Could the Ford government cite Canada v. JTI Macdonald to justify the stickers in court? It could try. Its odds of success would depend on how the court defines a word that gets repeated a lot in that ruling: "proportional."

A government has to justify every limit it places on a Charter right. The federal government got its tobacco marketing law past the Supreme Court because it was aimed at a vice that kills people.

By omitting any mention of the rebates from the stickers, says Mendes, the Ford government made its message nakedly political. And since nobody's ever died of paying a carbon tax, he says, the stickers fail the proportionality test as well.

"What's the objective here?" he says. "It's not to inform people. It's to send a political message.

"Of course they have no case. They'll lose."

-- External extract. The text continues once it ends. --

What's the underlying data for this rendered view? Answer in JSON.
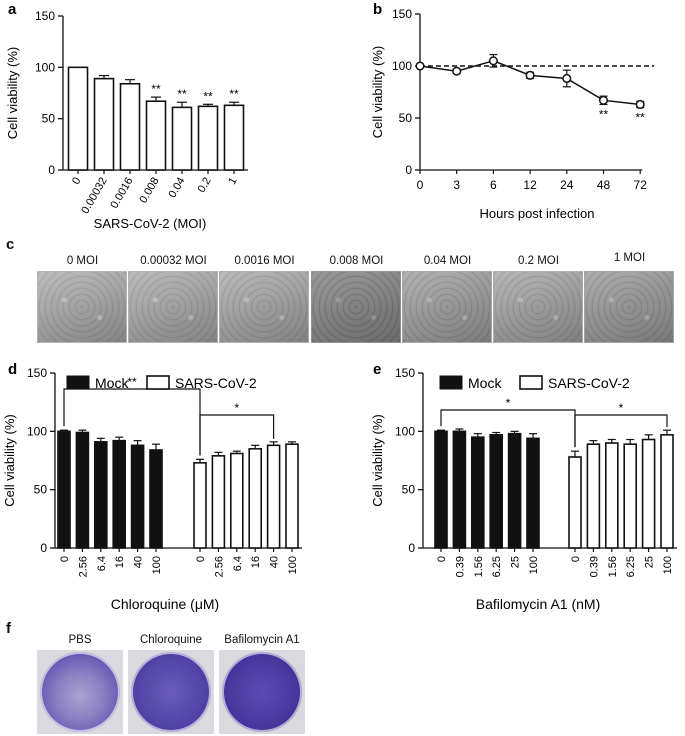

Losing in court isn't always the end of the world — not if you lose slowly enough. The stickers are widely seen as a way for the Ford government to insert its anti-carbon tax message into this fall's federal election campaign. The provincial New Democrats recently asked the office of Canada's chief electoral officer to look into whether the stickers fall afoul of the Canada Elections Act's limits on third-party advertising. The office replied that those limits don't apply to provincial governments.

Cavalluzzo says the chief electoral officer is being too lenient. "The obvious objective here is for the (sticker) policy to last long enough to have some impact on the election in October. My own view is that the provincial government is clearly caught up in the regulations on third-party advertising.

"If the law permits this, then the law has a very big hole in it."